Are institutions any smarter than individual investors?

I picked a bad day to quit sniffing glue.

Today I likely lost the biggest account I have ever had. I did nothing wrong, the fund my client owns is having a volatile but positive year, but they (now likely me) are a victim of institutional and media panic.

The fund is Anglian, the account is $30 million plus and the reason is Amaranth , Vega and the Wall Steet Journal.

Anglian trades in energy derivatives and other commodity markets. Julian, the wily and experienced manager has had a highly volatile year. The fund is supposed to be low volatility. Strike one.

Amarenth blew up earlier this month – not Julian’s fault – but energy guilt by association. Strike 2.

Vega, the back office and marketing partner for Julian and Anglian is now in the news as their flagship fund is reported to be down 25 percent. The Wall Street Journal is fanning the flames implying that Vega has dropped from $12 billion in assets to $3 billion. STRIKE THREE.

Julian has smartly and calmly explained the fund’s positions (see PDF below), but that won’t matter to the institutions. The sell buttons are in full swing.

Anglian Manager Letter.pdf

I am going to have to turn on Adsense!

One comment

  1. getoutasap says:

    I think your investor has a good sense of market understanding. I’m surprised it took him this long to exit his position.

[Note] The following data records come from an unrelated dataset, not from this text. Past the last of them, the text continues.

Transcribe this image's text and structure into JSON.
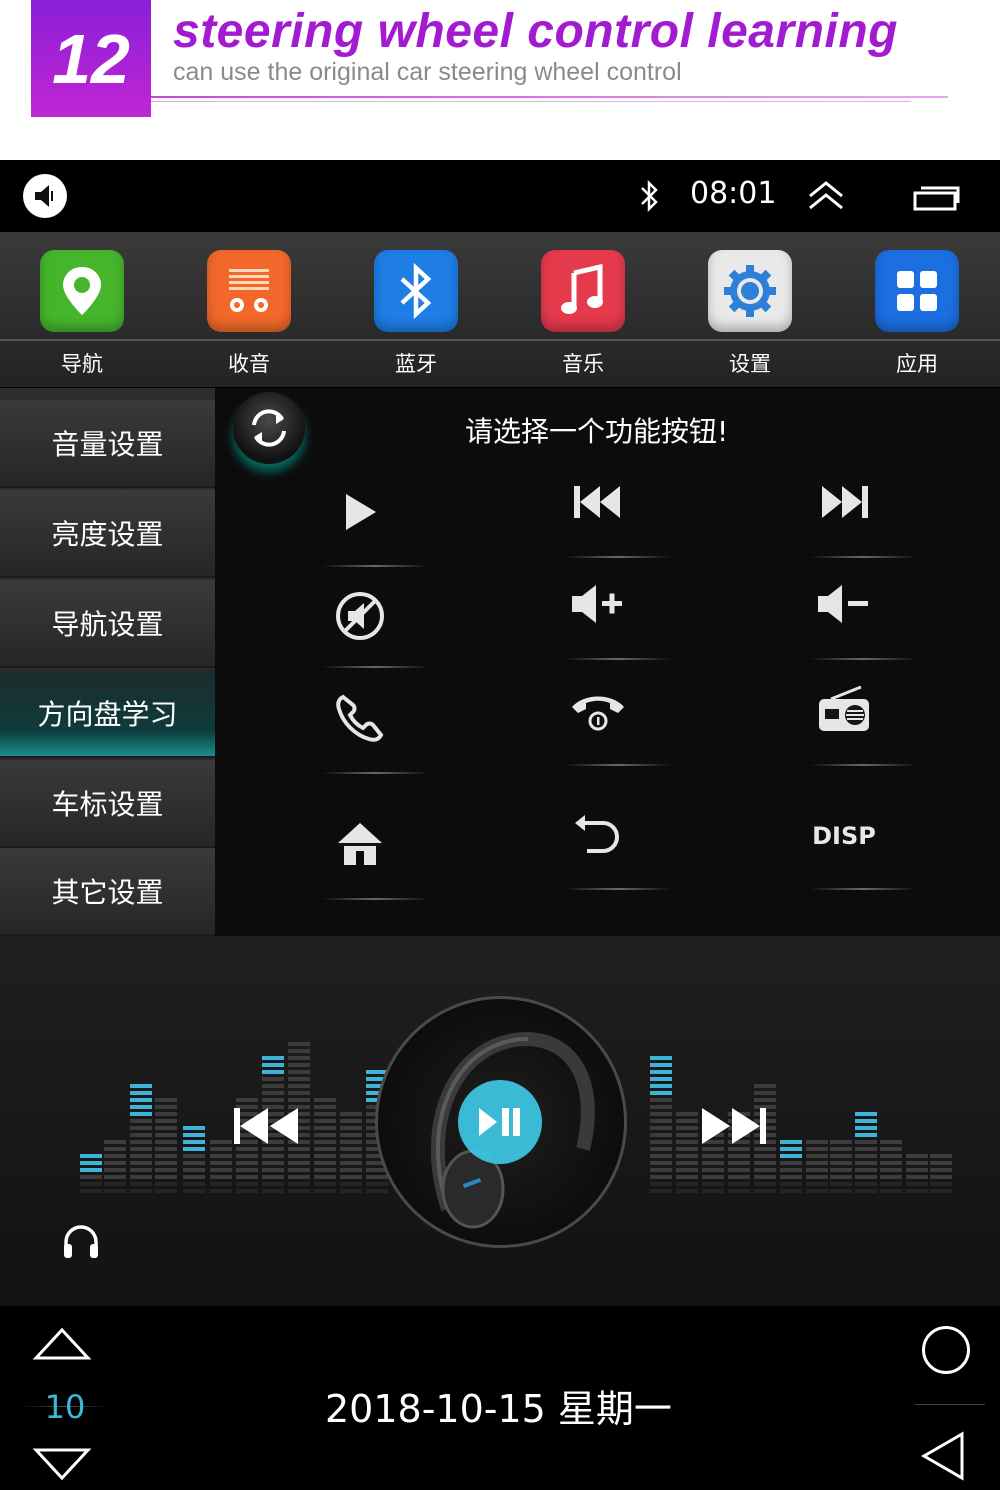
{
  "header": {
    "number": "12",
    "title": "steering wheel control learning",
    "subtitle": "can use the original car steering wheel control"
  },
  "statusbar": {
    "time": "08:01",
    "icons": [
      "volume-icon",
      "bluetooth-icon",
      "chevron-up-icon",
      "recent-apps-icon"
    ]
  },
  "apps": [
    {
      "label": "导航",
      "icon": "map-pin-icon",
      "color": "#45b52c"
    },
    {
      "label": "收音",
      "icon": "radio-icon",
      "color": "#f2682a"
    },
    {
      "label": "蓝牙",
      "icon": "bluetooth-icon",
      "color": "#1e7ee6"
    },
    {
      "label": "音乐",
      "icon": "music-note-icon",
      "color": "#e43a4c"
    },
    {
      "label": "设置",
      "icon": "gear-icon",
      "color": "#e9e9e9"
    },
    {
      "label": "应用",
      "icon": "apps-grid-icon",
      "color": "#1b6fe0"
    }
  ],
  "menu": {
    "items": [
      {
        "label": "音量设置"
      },
      {
        "label": "亮度设置"
      },
      {
        "label": "导航设置"
      },
      {
        "label": "方向盘学习",
        "active": true
      },
      {
        "label": "车标设置"
      },
      {
        "label": "其它设置"
      }
    ]
  },
  "panel": {
    "prompt": "请选择一个功能按钮!",
    "buttons": [
      "play-icon",
      "previous-track-icon",
      "next-track-icon",
      "mute-icon",
      "volume-up-icon",
      "volume-down-icon",
      "phone-answer-icon",
      "phone-hangup-icon",
      "radio-icon",
      "home-icon",
      "back-icon",
      "DISP"
    ],
    "disp_label": "DISP"
  },
  "player": {
    "icons": [
      "previous-icon",
      "play-pause-icon",
      "next-icon",
      "headphones-icon"
    ]
  },
  "navbar": {
    "page": "10",
    "date": "2018-10-15  星期一"
  }
}
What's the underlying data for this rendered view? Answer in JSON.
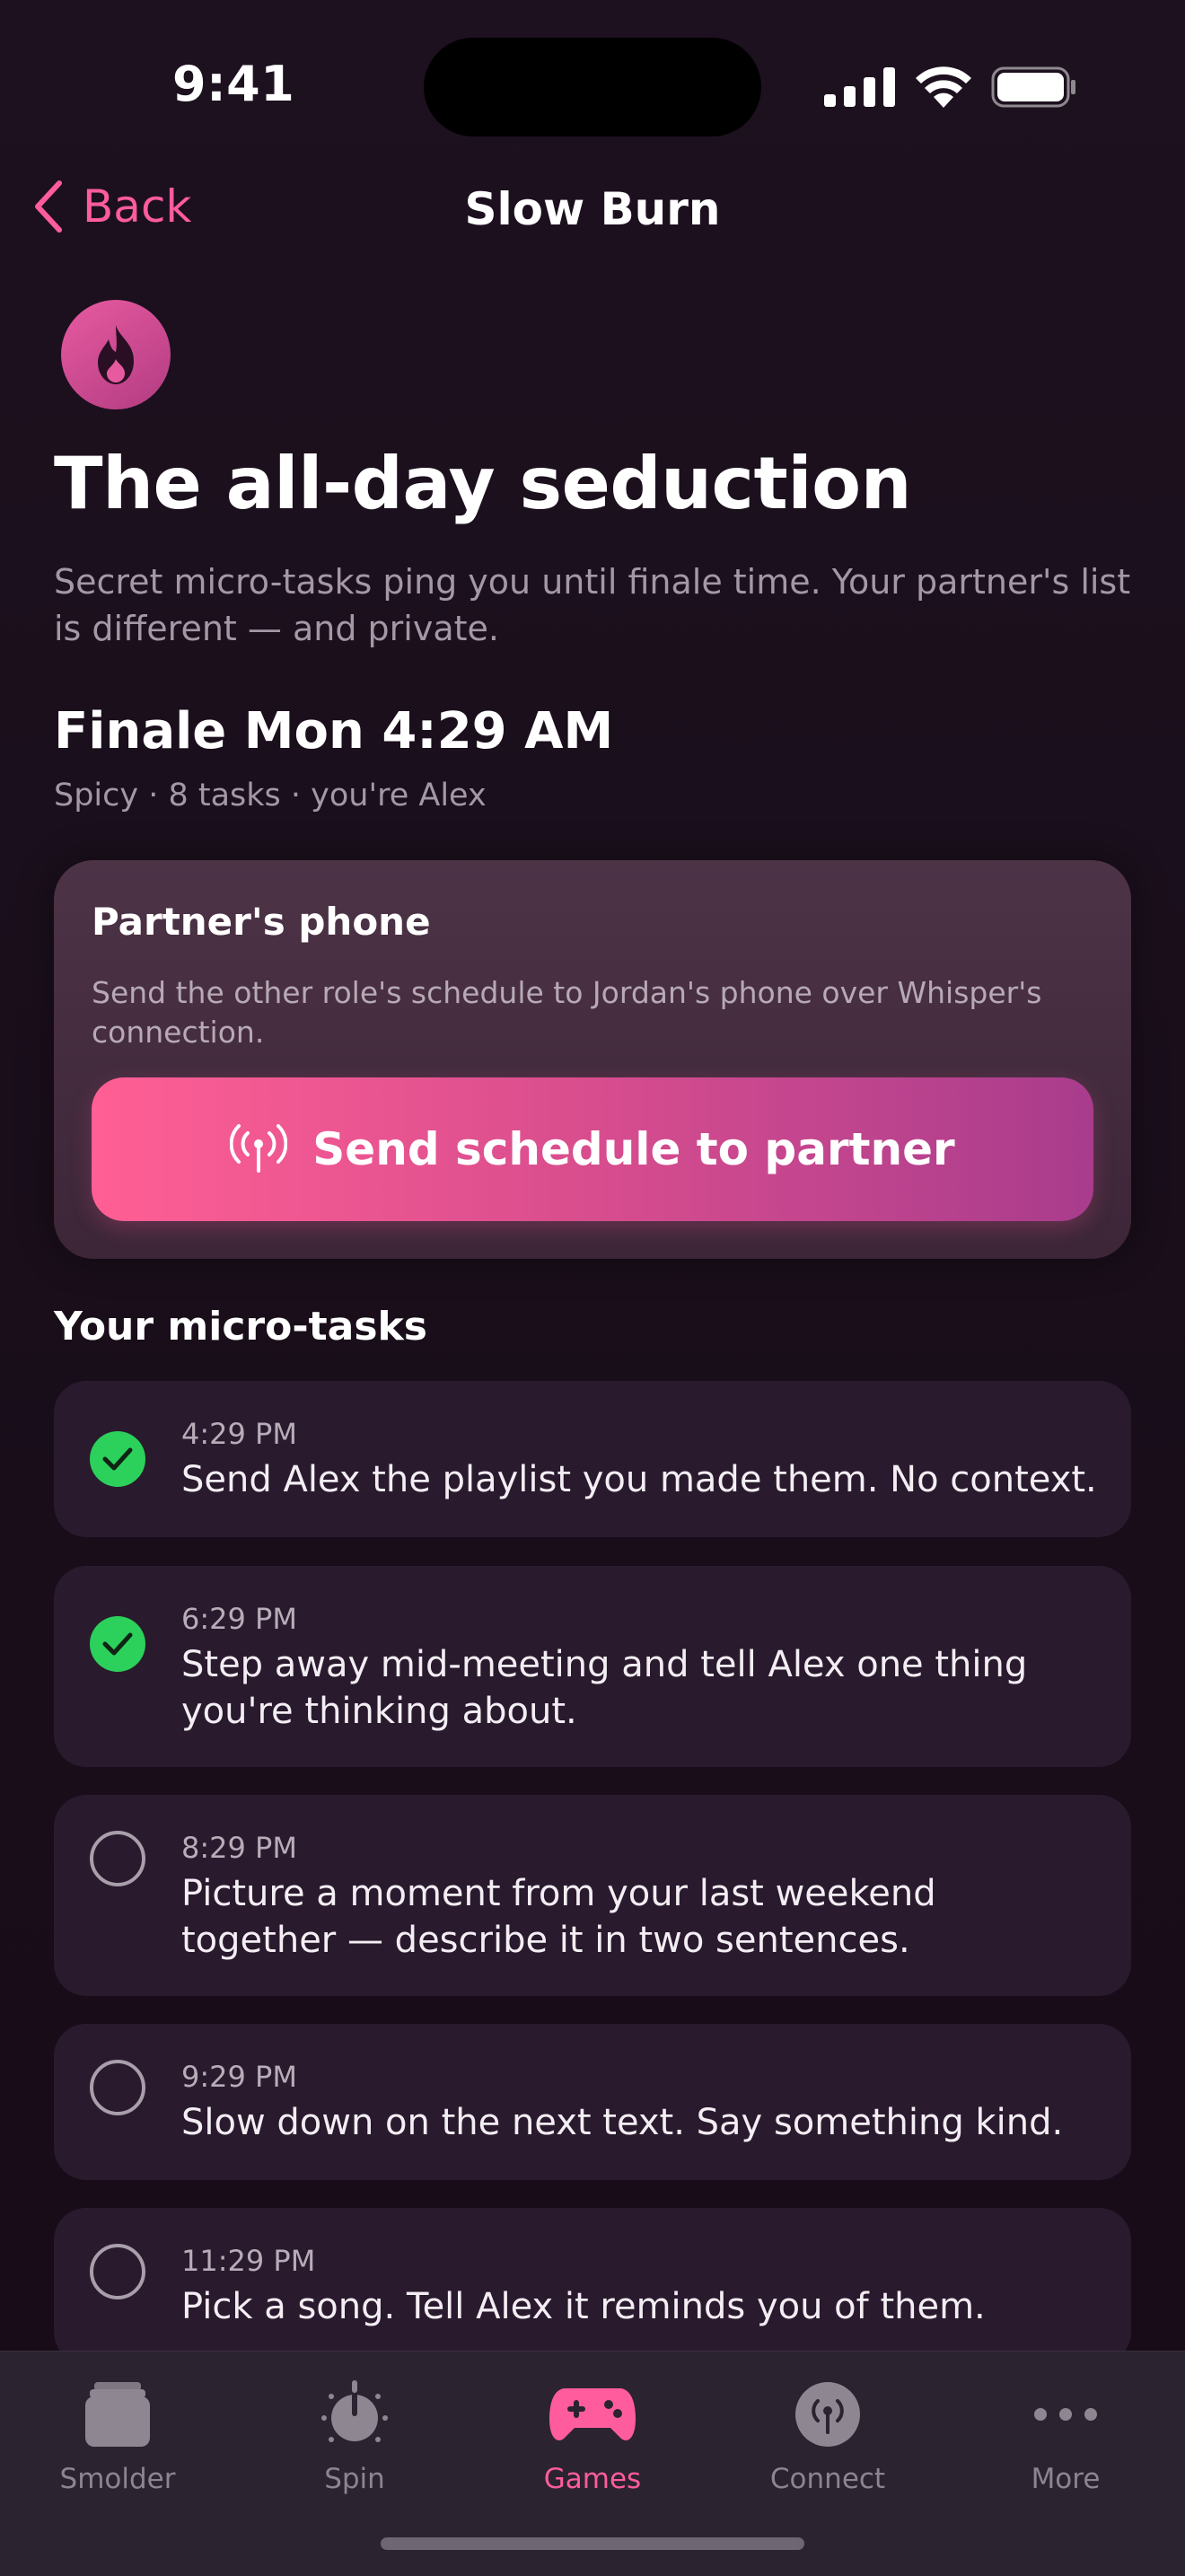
{
  "status_bar": {
    "time": "9:41"
  },
  "nav": {
    "back_label": "Back",
    "title": "Slow Burn"
  },
  "header": {
    "headline": "The all-day seduction",
    "subtitle": "Secret micro-tasks ping you until finale time. Your partner's list is different — and private.",
    "finale": "Finale Mon 4:29 AM",
    "meta": "Spicy · 8 tasks · you're Alex"
  },
  "partner_card": {
    "title": "Partner's phone",
    "description": "Send the other role's schedule to Jordan's phone over Whisper's connection.",
    "button_label": "Send schedule to partner"
  },
  "tasks_section": {
    "title": "Your micro-tasks",
    "tasks": [
      {
        "time": "4:29 PM",
        "text": "Send Alex the playlist you made them. No context.",
        "done": true
      },
      {
        "time": "6:29 PM",
        "text": "Step away mid-meeting and tell Alex one thing you're thinking about.",
        "done": true
      },
      {
        "time": "8:29 PM",
        "text": "Picture a moment from your last weekend together — describe it in two sentences.",
        "done": false
      },
      {
        "time": "9:29 PM",
        "text": "Slow down on the next text. Say something kind.",
        "done": false
      },
      {
        "time": "11:29 PM",
        "text": "Pick a song. Tell Alex it reminds you of them.",
        "done": false
      }
    ]
  },
  "tab_bar": {
    "tabs": [
      {
        "label": "Smolder",
        "icon": "stack-icon",
        "active": false
      },
      {
        "label": "Spin",
        "icon": "timer-icon",
        "active": false
      },
      {
        "label": "Games",
        "icon": "gamepad-icon",
        "active": true
      },
      {
        "label": "Connect",
        "icon": "broadcast-icon",
        "active": false
      },
      {
        "label": "More",
        "icon": "ellipsis-icon",
        "active": false
      }
    ]
  },
  "colors": {
    "accent": "#ff5c9d",
    "background": "#1a0f1c",
    "card": "#2a1a2e",
    "success": "#2bd15a"
  }
}
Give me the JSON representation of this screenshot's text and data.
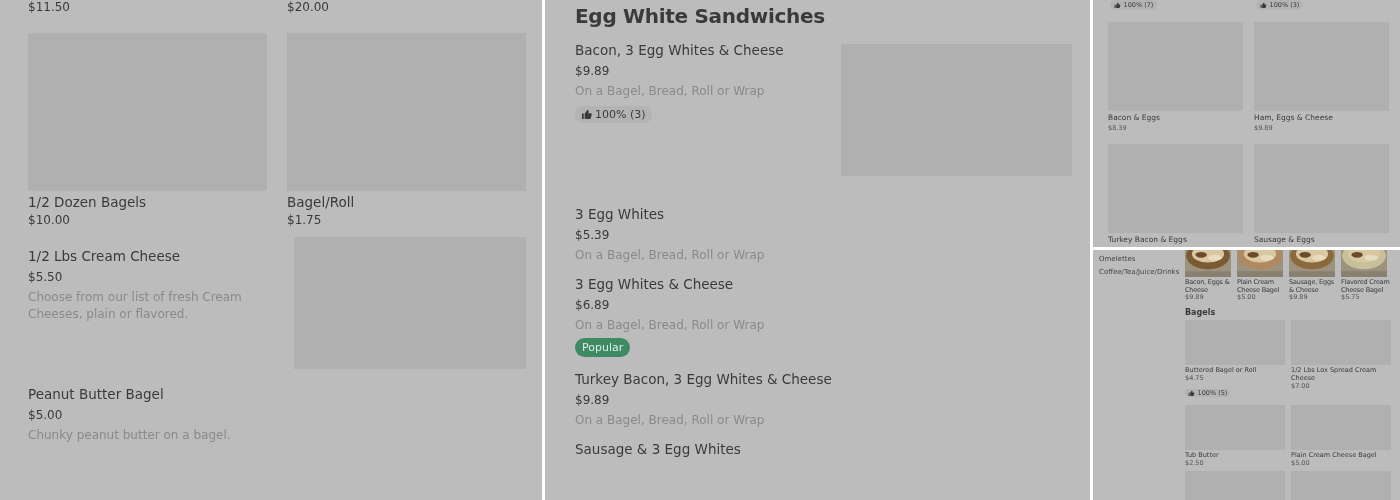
{
  "panels": [
    {
      "kind": "grid-list",
      "partial_prices": [
        "$11.50",
        "$20.00"
      ],
      "cards": [
        {
          "name": "1/2 Dozen Bagels",
          "price": "$10.00"
        },
        {
          "name": "Bagel/Roll",
          "price": "$1.75"
        }
      ],
      "items": [
        {
          "name": "1/2 Lbs Cream Cheese",
          "price": "$5.50",
          "description": "Choose from our list of fresh Cream Cheeses, plain or flavored.",
          "image": true
        },
        {
          "name": "Peanut Butter Bagel",
          "price": "$5.00",
          "description": "Chunky peanut butter on a bagel.",
          "image": false
        }
      ]
    },
    {
      "kind": "list",
      "heading": "Egg White Sandwiches",
      "items": [
        {
          "name": "Bacon, 3 Egg Whites & Cheese",
          "price": "$9.89",
          "description": "On a Bagel, Bread, Roll or Wrap",
          "rating": "100% (3)",
          "image": true
        },
        {
          "name": "3 Egg Whites",
          "price": "$5.39",
          "description": "On a Bagel, Bread, Roll or Wrap",
          "image": false
        },
        {
          "name": "3 Egg Whites & Cheese",
          "price": "$6.89",
          "description": "On a Bagel, Bread, Roll or Wrap",
          "badge": "Popular",
          "image": false
        },
        {
          "name": "Turkey Bacon, 3 Egg Whites & Cheese",
          "price": "$9.89",
          "description": "On a Bagel, Bread, Roll or Wrap",
          "image": false
        },
        {
          "name": "Sausage & 3 Egg Whites",
          "image": false
        }
      ]
    },
    {
      "kind": "mini-grid",
      "ratings": [
        "100% (7)",
        "100% (3)"
      ],
      "cards": [
        {
          "name": "Bacon & Eggs",
          "price": "$8.39"
        },
        {
          "name": "Ham, Eggs & Cheese",
          "price": "$9.89"
        },
        {
          "name": "Turkey Bacon & Eggs"
        },
        {
          "name": "Sausage & Eggs"
        }
      ]
    },
    {
      "kind": "sidebar-grid",
      "sidebar": {
        "items": [
          {
            "label": "Omelettes"
          },
          {
            "label": "Coffee/Tea/Juice/Drinks"
          }
        ]
      },
      "featured": [
        {
          "name": "Bacon, Eggs & Cheese",
          "price": "$9.89",
          "kind": "picture"
        },
        {
          "name": "Plain Cream Cheese Bagel",
          "price": "$5.00",
          "kind": "picture"
        },
        {
          "name": "Sausage, Eggs & Cheese",
          "price": "$9.89",
          "kind": "picture"
        },
        {
          "name": "Flavored Cream Cheese Bagel",
          "price": "$5.75",
          "kind": "picture"
        }
      ],
      "section_title": "Bagels",
      "cards": [
        {
          "kind": "product",
          "name": "Buttered Bagel or Roll",
          "price": "$4.75",
          "rating": "100% (5)"
        },
        {
          "kind": "product",
          "name": "1/2 Lbs Lox Spread Cream Cheese",
          "price": "$7.00"
        },
        {
          "kind": "product",
          "name": "Tub Butter",
          "price": "$2.50"
        },
        {
          "kind": "product",
          "name": "Plain Cream Cheese Bagel",
          "price": "$5.00"
        },
        {
          "kind": "image-only"
        },
        {
          "kind": "image-only"
        }
      ]
    }
  ]
}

    1) 5% return with high volatility in the commodities markets is mediocre. In a zero sum game they are on the positive side of the bell shaped curve.
    2) Julian, Uday, etc don’t have experience in trading equities or metals. Julian traded oil for Shell, Bankers, a Greenwich hedge fund, Bank of America. Uday traded energy and power of MG (the German blowup), Unocal and Koch. Although they maybe up in these activities it seems more like circumstance than experience. Remember this is on ON-the-Job-Training. Investors are paying for experience and they are not getting it.
    3) A long-term fuel oil to natural gas spread trade may work out, but who knows. I’m sure at year end when they mark-to-market their position they won’t calculate the cost to exit the position. They will do everything to juice the NAV of the fund to capture the 20% performance fee. Remember fuel oil will be marked from the OTC market quotes.
    4) They highlight the point the fund is uncorrelated to the GSCI. So why would anyone invest in a commodity hedge fund that has no correlation to commodities. To a casual observer like me it makes no sense. Given that the GSCI is heavily weighted towards energy why would guys with mainly energy experience create a fund that has no correlation to energy?
    5) They have a systemic trading strategy. For those unfamiliar to that term it means “a black box” system. That is what CTAs and firms like John Henry are doing. They are having a tough go at it despite having many years of experience and large groups of quants. To the best of my knowledge they only got one guy doing it.
    6) They seem to be proud they aren’t trading natural gas. But isn’t that what an energy hedge fund is supposed to do?

    If investors did a little more due diligence like your investor they would save themselves a lot of future trouble.